The conantokins are a family of neuroactive peptides found in the venoms of fish-hunting cone snails. They possess a high content of γ-carboxyglutamic acid (Gla) (4-5 residues), a non-standard amino-acid made by the post-translational modification of glutamate (Glu) residue. Conantokins are the only natural biochemical-characterized peptides known to be N-methyl-D-aspartate (NMDA) receptor antagonists. They are one class of agents that show therapeutic promise in treating conditions associated with NMDA receptor dysfunction. In animal models they have exhibited anticonvulsant and anti-Parkinsonian properties and have provided neuroprotection within therapeutically acceptable times following transient focal brain ischemia [1,2,3,4,5].
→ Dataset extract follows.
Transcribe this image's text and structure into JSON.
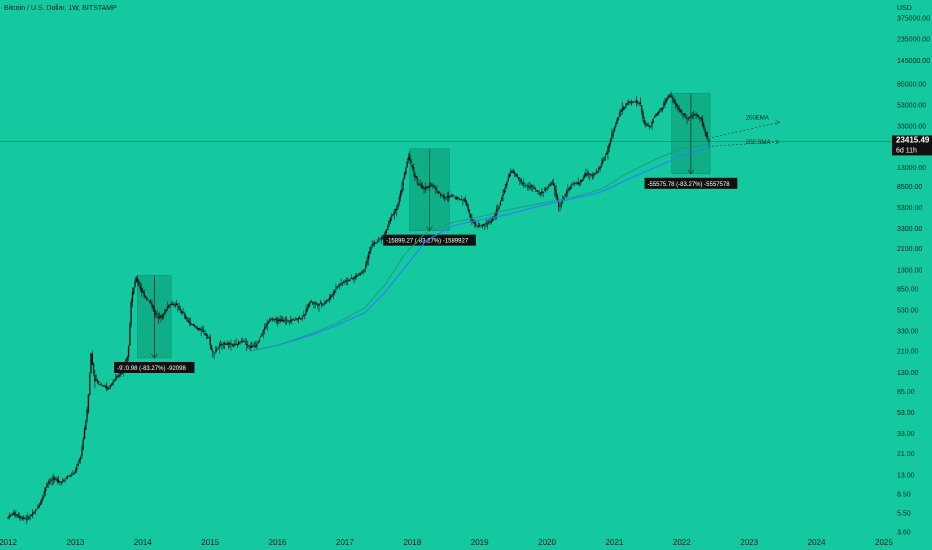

Upon binding of Ca2+ to Gla, conantokin undergoes a conformational transition from a distorted curvilinear 3(10) helix to a linear α-helix (see <PDV:1AD7> and <PDB:1AWY>). The binding of Ca2+ to conantokin leads to the exposure of a hydrophobic region on the opposite face of the helix [1]. Shared sequence elements of conantokins are relatively few and include sequence identity at the first four residues, homologous positioning of the two most C-terminal Gla residues, and an Arg preceding the most C-terminal Gla [3].

The conantokin family is currently known to include:

• Conotoxin G from Conus geographus (Geography cone) (Nubecula geographus).
• Conantokin-L from Conus lynceus (Lynceus cone).
• Conantokin-R from Conus radiatus (Rayed cone).
• Conantokin-T from Conus tulipa (Fish-hunting cone snail) (Tulip cone).

The pattern we developed for the conantokin family covers the Gla residues.